Start planning: How to get to the Sahara Desert in Morocco
Take a camel train ride
It’s quite normal to take a camel ride to your overnight campsite if you’re on an arranged tour. They’re not the most comfortable animals to ride and your guide will always be walking alongside the camel train. But it’s a must do once in your life. Once you arrive in the desert, there’s no shortage of people offering to take you on a trek. Because of this, it’s far cheaper to arrange your trek when you arrive. But don’t forget to haggle. Hard!
Ride a quad bike through the dunes
If you’re driving your own vehicle, you’ll find it almost impossible to get big trucks or heavily loaded 4wds to the top of the highest dunes. Hiring a powerful and lightweight quad is a fun way to play in the Sahara dunes. 1 and 2 hour trips are easily arranged but they can be expensive. Of course hard negotiation with tour organisers is expected. Do take care though. We heard of someone who had a fatal accident in 2014 at Erg Chebbi and we also met a chap wearing a back brace because of an accident on one 3 months earlier. Just take it easy. The dunes may appear soft and gentle but land in an awkward position at high speed and you’re in trouble.
There are plenty of opportunities to hire sand/snow boards and sand skis around the populated dunes.

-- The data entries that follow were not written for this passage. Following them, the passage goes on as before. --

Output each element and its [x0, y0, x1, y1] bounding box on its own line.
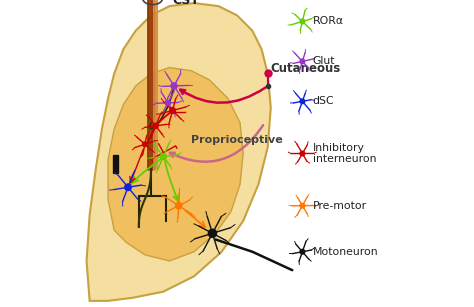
- Circle shape: [165, 100, 171, 105]
- Text: CST: CST: [173, 0, 200, 6]
- Circle shape: [209, 229, 217, 237]
- Bar: [113, 155, 118, 173]
- FancyArrowPatch shape: [180, 87, 265, 103]
- Text: Pre-motor: Pre-motor: [313, 201, 367, 211]
- Circle shape: [300, 19, 305, 24]
- Polygon shape: [87, 3, 271, 301]
- Circle shape: [175, 202, 182, 209]
- Text: Glut: Glut: [313, 56, 335, 66]
- Circle shape: [300, 249, 305, 254]
- Circle shape: [300, 203, 305, 208]
- Circle shape: [300, 151, 305, 156]
- Text: Inhibitory
interneuron: Inhibitory interneuron: [313, 143, 376, 164]
- Circle shape: [170, 107, 175, 113]
- Text: Proprioceptive: Proprioceptive: [191, 135, 283, 145]
- Polygon shape: [108, 68, 243, 261]
- Text: RORα: RORα: [313, 17, 344, 26]
- Circle shape: [171, 83, 177, 89]
- Circle shape: [153, 123, 158, 128]
- Text: Cutaneous: Cutaneous: [271, 62, 341, 75]
- Circle shape: [300, 99, 305, 104]
- Circle shape: [160, 154, 166, 160]
- Circle shape: [300, 59, 305, 64]
- Circle shape: [125, 184, 131, 191]
- Circle shape: [143, 142, 147, 147]
- Text: Motoneuron: Motoneuron: [313, 247, 378, 257]
- Text: dSC: dSC: [313, 96, 335, 106]
- FancyArrowPatch shape: [170, 125, 263, 162]
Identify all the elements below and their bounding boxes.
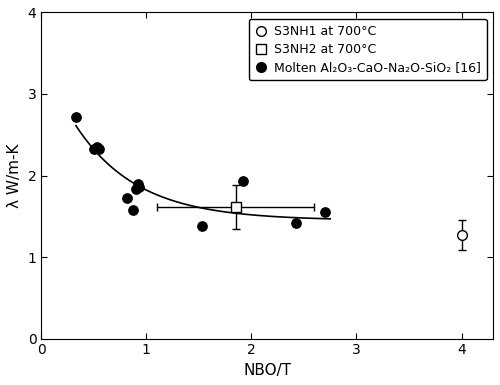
Point [198, 223, 206, 229]
Point [321, 209, 329, 215]
Point [90, 146, 98, 152]
Point [135, 184, 143, 190]
Point [134, 181, 142, 187]
Point [72, 114, 80, 120]
Point [95, 146, 103, 152]
Point [128, 207, 136, 213]
Point [292, 220, 300, 226]
Legend: S3NH1 at 700°C, S3NH2 at 700°C, Molten Al₂O₃-CaO-Na₂O-SiO₂ [16]: S3NH1 at 700°C, S3NH2 at 700°C, Molten A… [248, 19, 487, 80]
X-axis label: NBO/T: NBO/T [243, 363, 291, 378]
Point [239, 178, 247, 184]
Point [124, 194, 132, 201]
Point [93, 144, 101, 150]
Y-axis label: λ W/m-K: λ W/m-K [7, 143, 22, 208]
Point [132, 186, 140, 192]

It’s fun to do, once or twice, but there are no ski lifts so you have to walk back up the dune each time. To improve the ski’s performance rub candle wax on the base. Failing that, you could always use your shovel and a rope.
Sahara spa day
Who’d have thought one of the top things to do in the Sahara Desert would be to have a spa day? This is no average spa though! Merzouga locals swear by burying themselves up to their necks in the Sahara sand because it’s said to be good for muscles and aching limbs. In the heat of the summer, around the hottest point of mid-afternoon, you will find some locals burying themselves in the sand. They claim it rids the body of illness and in particular arthritis. Bear in mind, in the summer, ground temperatures can reach well above 50°c so it’s not a comfortable place to be for any period. Be warned though; do not bury yourself longer than 15 mins as it can cook you to death. Genuinely, we’ve heard of people this has happened to!
Join a convoy
We usually travel alone but meeting up with fellow overlanders and travelling in convoy can be an incredibly rewarding experience.

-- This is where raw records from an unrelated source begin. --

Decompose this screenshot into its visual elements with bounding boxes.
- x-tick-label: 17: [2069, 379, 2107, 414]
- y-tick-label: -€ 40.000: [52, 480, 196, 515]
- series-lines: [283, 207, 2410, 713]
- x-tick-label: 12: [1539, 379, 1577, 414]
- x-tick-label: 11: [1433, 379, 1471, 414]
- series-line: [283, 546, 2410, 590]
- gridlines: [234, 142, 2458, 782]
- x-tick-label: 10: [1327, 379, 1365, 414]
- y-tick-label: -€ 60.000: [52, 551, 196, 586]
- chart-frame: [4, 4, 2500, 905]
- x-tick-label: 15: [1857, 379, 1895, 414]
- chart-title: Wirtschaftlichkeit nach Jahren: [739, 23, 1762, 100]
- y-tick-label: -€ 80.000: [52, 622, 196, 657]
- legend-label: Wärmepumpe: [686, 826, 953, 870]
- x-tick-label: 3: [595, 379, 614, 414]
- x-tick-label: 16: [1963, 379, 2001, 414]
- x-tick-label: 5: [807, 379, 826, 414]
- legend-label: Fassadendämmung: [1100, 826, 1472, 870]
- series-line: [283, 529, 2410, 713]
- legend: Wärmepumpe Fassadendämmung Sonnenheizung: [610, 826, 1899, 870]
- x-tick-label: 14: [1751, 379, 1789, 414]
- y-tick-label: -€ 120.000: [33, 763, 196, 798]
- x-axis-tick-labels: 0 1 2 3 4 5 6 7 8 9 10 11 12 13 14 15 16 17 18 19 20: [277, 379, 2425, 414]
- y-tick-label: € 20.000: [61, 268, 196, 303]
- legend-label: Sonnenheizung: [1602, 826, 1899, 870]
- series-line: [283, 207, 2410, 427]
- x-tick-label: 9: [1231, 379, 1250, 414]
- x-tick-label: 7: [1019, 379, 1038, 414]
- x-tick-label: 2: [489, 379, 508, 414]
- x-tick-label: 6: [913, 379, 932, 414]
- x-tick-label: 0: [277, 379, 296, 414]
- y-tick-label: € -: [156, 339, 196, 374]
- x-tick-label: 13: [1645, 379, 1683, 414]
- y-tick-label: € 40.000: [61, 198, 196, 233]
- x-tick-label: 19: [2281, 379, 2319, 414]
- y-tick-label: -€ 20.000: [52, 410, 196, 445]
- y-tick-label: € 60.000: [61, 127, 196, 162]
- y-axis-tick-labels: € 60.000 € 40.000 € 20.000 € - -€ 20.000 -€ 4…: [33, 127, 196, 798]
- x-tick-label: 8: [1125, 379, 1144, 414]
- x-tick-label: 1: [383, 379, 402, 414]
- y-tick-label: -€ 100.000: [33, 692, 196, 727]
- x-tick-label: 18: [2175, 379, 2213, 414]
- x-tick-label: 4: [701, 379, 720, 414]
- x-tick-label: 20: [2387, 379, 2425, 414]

You’ll not have too much choice about this. You think you’re alone but the Berber people, fossil sellers and camel tour operators will find you! It’s a great chance to chat and gain an insight to the life of the people of the desert.Sitting around the campfire
It may surprise you but there is plenty of dead wood to collect in the Sahara. Dead bushes make great kindling too and will really get the fire going quickly. Collect enough wood, build a fire pit, put your bbq grill over the glowing embers and get cooking! There’s nothing like it and you’ll never want to ping your ready-made meal in the microwave again!
It gets quite cold in the desert at night, especially during the winter months and a campfire is a great way to keep warm.
Top Tip: We’ve recently learnt that a shovel full of coals from the fire underneath your seat is a brilliant way to keep your bum warm!